Investigators proved that diffuse weighted MRI is more efficient in determining prostate cancer (8).

In our study, 6 patients in group 2 were diagnosed with prostate cancer from samples taken with 10-core biopsy in suspected lesions which were determined in both diffuse weighted MRI and TRUS. In those patients, diagnosis was not affected by MRI examination as 10-core biopsy sampling was including the lesions in MRI findings. Distinguishingly, the other 4 patients were diagnosed with extra samples taken from outer range of 10-core biopsy diagram. It is obvious that combination use of diffuse weighted MRI and TRUS guided biopsy is increasing the cancer detection rate in patients with high tPSA level.
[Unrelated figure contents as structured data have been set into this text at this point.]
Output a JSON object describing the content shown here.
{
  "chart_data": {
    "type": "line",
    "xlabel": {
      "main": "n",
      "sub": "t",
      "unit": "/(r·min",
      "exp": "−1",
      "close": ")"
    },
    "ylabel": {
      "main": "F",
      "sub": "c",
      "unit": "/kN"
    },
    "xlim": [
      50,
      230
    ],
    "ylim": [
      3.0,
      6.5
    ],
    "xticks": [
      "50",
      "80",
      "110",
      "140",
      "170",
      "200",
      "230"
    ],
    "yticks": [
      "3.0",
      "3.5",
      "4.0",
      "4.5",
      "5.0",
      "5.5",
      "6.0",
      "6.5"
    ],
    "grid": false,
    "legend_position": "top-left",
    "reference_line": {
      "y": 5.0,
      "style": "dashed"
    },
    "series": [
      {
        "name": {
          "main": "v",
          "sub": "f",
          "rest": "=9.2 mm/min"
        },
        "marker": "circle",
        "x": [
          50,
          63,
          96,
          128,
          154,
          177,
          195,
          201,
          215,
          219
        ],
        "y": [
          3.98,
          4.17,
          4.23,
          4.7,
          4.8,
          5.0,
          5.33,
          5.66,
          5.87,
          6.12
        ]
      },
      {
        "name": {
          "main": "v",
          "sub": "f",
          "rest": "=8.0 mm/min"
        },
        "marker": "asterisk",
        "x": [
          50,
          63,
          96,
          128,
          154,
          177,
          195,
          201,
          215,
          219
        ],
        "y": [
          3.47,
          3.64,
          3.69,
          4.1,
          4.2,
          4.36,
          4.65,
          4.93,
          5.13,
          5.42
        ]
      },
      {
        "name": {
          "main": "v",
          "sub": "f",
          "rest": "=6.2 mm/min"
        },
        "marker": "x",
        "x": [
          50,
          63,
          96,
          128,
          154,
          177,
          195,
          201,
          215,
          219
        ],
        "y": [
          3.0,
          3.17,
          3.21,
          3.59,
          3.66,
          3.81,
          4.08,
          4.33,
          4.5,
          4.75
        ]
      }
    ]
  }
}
As a result, sampling from suspected lesions in MRI examination, in addition to standard sampling schemes decreases the possibility of undiagnosed cases.

In our study, we found the sensitivity and specificity of diffuse weighted MRI prior to TRUS guided biopsy as 77% and 97%, respectively.

CONCLUSION

In brief, we strongly recommend taking extra samples in biopsy, however multicentric studies in wider population are needed in order to advise biopsy sampling from solely the lesions detected with MRI examination.